You must do something to be anything in the Middle West; just to have something doesn't count. You don't list your ancestors as you must in Virginia or the Carolinas, but to feel self-respecting you must do something.

I was happy to renew my wartime friendships. Those who have not shared a great work or a greater tragedy will not understand these bonds.

The same young friend who served tea to the king took me to a musicale. She wore her war medal. One of the guests, a lady from Virginia who claims four coats of arms, was impressed by the girl's medal and the fact that she had entertained the king.

The girl had married since the war, a fine young Irish lawyer, with a family name which once belonged to a king but which, since hard times hit the old sod, has been a butt for song and jest.

The name did not impress the lady from Virginia. “You have such an interesting face,” she said. “What was your name before your marriage?”
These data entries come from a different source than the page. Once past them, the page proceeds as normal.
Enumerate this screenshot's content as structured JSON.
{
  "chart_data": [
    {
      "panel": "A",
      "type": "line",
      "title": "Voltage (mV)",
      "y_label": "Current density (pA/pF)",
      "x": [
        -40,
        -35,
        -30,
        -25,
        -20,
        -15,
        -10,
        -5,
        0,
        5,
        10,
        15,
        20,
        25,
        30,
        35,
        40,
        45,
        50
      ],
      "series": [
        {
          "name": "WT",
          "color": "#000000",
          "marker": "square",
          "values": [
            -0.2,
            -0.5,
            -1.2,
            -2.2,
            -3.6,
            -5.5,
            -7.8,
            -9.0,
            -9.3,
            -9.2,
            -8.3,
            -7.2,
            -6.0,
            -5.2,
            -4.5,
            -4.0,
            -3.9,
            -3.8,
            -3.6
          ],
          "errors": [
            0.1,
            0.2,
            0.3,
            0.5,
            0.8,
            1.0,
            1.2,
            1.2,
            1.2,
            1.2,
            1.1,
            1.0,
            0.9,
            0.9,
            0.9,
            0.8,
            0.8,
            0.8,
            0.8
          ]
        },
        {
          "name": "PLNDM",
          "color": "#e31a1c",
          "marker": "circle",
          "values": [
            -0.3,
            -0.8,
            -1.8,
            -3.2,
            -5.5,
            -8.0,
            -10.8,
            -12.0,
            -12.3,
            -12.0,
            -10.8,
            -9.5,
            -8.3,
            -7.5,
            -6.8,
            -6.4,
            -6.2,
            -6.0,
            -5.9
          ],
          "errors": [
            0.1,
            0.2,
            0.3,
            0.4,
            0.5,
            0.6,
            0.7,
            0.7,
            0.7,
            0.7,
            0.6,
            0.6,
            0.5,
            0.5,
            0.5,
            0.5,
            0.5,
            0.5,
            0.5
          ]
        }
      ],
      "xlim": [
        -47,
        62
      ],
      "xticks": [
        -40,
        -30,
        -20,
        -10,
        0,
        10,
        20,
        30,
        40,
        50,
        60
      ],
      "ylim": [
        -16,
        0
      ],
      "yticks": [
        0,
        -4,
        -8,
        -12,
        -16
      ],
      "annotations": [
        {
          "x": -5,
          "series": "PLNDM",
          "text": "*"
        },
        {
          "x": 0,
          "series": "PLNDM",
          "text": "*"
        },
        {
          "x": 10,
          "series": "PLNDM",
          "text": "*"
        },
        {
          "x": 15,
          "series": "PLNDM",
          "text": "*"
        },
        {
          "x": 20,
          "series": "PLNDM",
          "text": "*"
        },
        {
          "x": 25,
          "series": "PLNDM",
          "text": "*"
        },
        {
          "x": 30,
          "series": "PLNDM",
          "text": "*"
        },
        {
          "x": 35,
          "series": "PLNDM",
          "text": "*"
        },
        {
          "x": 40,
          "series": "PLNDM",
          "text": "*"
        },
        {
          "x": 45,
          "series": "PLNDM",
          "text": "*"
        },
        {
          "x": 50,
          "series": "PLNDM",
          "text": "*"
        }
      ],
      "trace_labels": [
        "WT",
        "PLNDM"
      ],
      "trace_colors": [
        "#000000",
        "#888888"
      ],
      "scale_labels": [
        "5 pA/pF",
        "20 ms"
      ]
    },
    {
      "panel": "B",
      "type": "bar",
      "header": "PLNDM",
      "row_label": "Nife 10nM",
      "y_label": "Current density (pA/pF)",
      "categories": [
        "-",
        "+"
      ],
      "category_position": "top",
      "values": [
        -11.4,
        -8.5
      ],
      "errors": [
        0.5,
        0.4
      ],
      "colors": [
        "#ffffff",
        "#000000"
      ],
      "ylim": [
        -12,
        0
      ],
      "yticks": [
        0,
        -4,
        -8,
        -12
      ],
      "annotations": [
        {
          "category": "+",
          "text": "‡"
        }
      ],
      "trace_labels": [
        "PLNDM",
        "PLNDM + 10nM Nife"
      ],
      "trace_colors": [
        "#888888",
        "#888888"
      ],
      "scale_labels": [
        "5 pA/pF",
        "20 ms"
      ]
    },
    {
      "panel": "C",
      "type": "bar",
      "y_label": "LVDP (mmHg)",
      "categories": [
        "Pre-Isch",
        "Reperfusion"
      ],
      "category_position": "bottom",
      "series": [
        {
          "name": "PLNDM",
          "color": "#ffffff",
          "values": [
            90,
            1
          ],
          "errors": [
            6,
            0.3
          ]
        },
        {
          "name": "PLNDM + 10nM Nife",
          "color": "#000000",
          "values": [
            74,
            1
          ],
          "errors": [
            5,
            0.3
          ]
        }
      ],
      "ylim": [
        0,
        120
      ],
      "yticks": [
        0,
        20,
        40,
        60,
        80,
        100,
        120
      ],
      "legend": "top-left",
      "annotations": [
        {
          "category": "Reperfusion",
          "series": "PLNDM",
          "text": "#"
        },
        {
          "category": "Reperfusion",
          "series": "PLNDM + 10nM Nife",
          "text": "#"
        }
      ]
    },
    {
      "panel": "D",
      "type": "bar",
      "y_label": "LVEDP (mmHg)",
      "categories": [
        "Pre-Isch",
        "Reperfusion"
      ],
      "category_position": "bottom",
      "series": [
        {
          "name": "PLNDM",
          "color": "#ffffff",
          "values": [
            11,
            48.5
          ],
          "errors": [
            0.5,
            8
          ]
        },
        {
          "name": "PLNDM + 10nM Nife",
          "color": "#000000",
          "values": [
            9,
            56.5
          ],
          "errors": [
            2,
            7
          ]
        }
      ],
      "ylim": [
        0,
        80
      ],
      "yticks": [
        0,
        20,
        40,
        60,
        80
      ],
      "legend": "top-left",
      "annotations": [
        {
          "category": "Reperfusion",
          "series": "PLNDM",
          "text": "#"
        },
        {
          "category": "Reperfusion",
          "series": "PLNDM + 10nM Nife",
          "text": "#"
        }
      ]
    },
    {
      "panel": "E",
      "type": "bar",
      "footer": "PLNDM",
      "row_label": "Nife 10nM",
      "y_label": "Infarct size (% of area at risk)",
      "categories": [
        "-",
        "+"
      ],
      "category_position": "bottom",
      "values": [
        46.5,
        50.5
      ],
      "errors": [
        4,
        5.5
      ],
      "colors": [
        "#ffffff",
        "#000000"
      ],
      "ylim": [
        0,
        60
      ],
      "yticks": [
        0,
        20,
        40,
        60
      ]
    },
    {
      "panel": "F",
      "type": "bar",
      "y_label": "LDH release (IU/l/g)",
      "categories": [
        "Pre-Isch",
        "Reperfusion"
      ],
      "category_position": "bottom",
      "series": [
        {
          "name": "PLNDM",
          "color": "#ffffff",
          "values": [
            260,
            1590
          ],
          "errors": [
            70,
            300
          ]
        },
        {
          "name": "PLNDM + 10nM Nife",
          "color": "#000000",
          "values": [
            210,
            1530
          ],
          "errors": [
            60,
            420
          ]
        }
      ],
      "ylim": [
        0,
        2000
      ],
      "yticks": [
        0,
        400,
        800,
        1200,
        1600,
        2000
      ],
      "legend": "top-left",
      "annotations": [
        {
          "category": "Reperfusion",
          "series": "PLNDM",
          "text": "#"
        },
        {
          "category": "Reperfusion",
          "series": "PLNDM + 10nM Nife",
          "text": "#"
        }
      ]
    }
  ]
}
“Oh, it was much less interesting than my husband's,” answered my young Y friend, and lifting the conversation out of the personal she asked, “Have you read Mr. Keynes' 'The Economic Consequences of the Peace?'”

“I had n't read it myself,” she confided to me later, “but it was the first new book I could think of!”

That is good American manners and what the French call savoir faire.

The Far West still keeps the American inheritance of open hearted hospitality and its provincialism. The West has inherited some of the finest virtues of our country, and if it is not bitten by Back Bay, Philadelphia, Virginia, or Charleston, it will grow up into its mother's finest child.

“No church west of Chicago, no God west of Denver,” we used to hear when I was a child. But to-day, the churches are part of the community and even men go. People in the West do not seem to go to church merely out of respect for the devil and a conscience complex, but because they like to. Churches and schools are important places in the West.

President Harding has said that he hopes more and more people will learn to want to pray in a closet alone with God. There are many people like that in our Middle West. I say this, because I hope it may help other American women who love their country to fight for honesty and purpose in our national life, and for tolerance and respect for the simple things in our private lives.